Wednesday, October 10, 2007

The report and plan

Greg_blogging.jpgI never reported here the report and plan, so here is an update.

- My July 23 3-month remission check-up revealed 2 lymph nodes that had grown relatively quickly (to 2.2 and 4.0 cm) as well as a small lung nodule

- The plan was to aggressivly pursue chemo (FOLFIRI protocol), then check after just a few rounds, to not put me through too much without having some indication whether it was working.

- After three rounds, I had a scan, which brings me to what I have reported so far.

- The scan after those three rounds (scan was two weeks ago) showed the lung nodule shrunk, but the 2.2 went to 2.7 and the 4.0 showed "slight increase". Recall that CT slices are .5 cm, I believe, so everything is +/- some uncertainty. The chemo has slowed things down, but we'd like a reversal.

- The plan was to continue the chemo - "not enough response either way to really tell." Also, we are adding Avastin to the recipe (Tee "FOLFIRI+Avastin" protocol). After 3-4 more rounds, they'll check again and maybe continue or change to a new chemotherapy approach (I've got one, maybe two more drug rotocols I have not received).

- At my initiative, I continue to bring up surgery and my surgeon has said he is not ruling it out. But I cannot tell how likely it is he will do it. Surgery is the only known current medical approach to get rid of it completely. But due to lymph node activity, they suspect a liklihood that after surgery, more can simply pop up. Like a very painful and risky process of whack-a-mole. And they cannot remove all lymph nodes preemptively, as that will cause a lymph node system backup. I actually prefer to keep playing whack-a-mole, enjoying extended life and continuing to try new treatments they come up with, hoping for the long shot that we finally get that last piece.

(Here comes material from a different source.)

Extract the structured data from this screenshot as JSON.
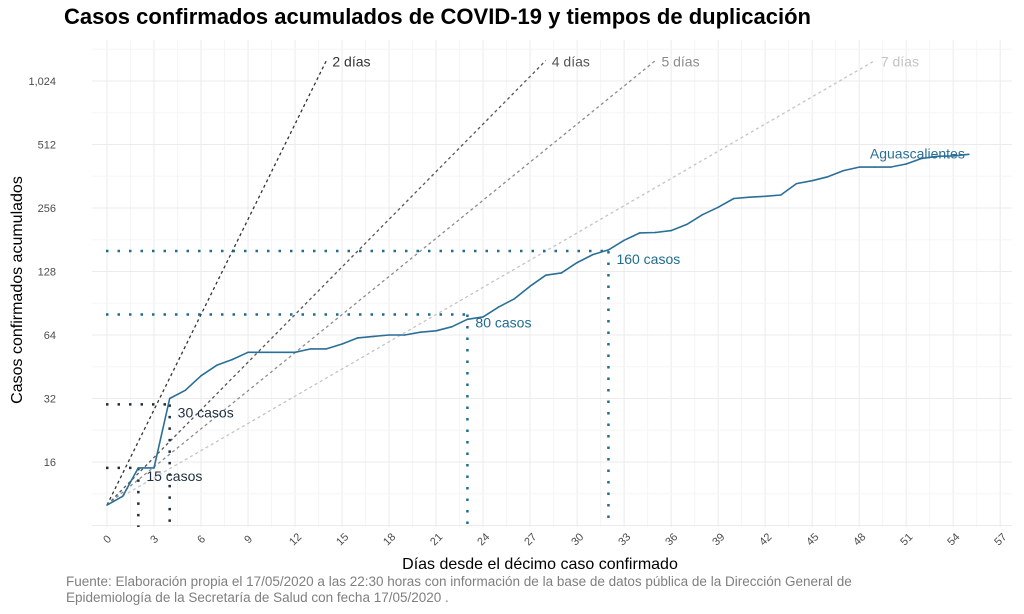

- So without delay, they kept me on the chemo with added Avastin. The chemo is administered for 48 continuous hours at 14 day intervals.

- Yesterday I began my second round since the scan (fifth since July 24). I am currently hooked up to the pump, which I take home with me.

- We'll do a few more before re-scanning.

- I am generally quite weak and feeling sick all the time. That is not to say I am always down emotionally. I am enjoying very simple things - reading, limited interactions with friends and family, and spending time with Christine. I have not been able to work as much as the past in the "good days."

- Many of you ask if I am able to work. I am doing so a little - about a day a week on average - not as much as during treatment in the past. I'm eating up my disability pay, but that is rarely on my mind - too far down on the care-about list. My managers are patient and adaptive and continue to work with me however possible so that I can best contribute with the resources I have.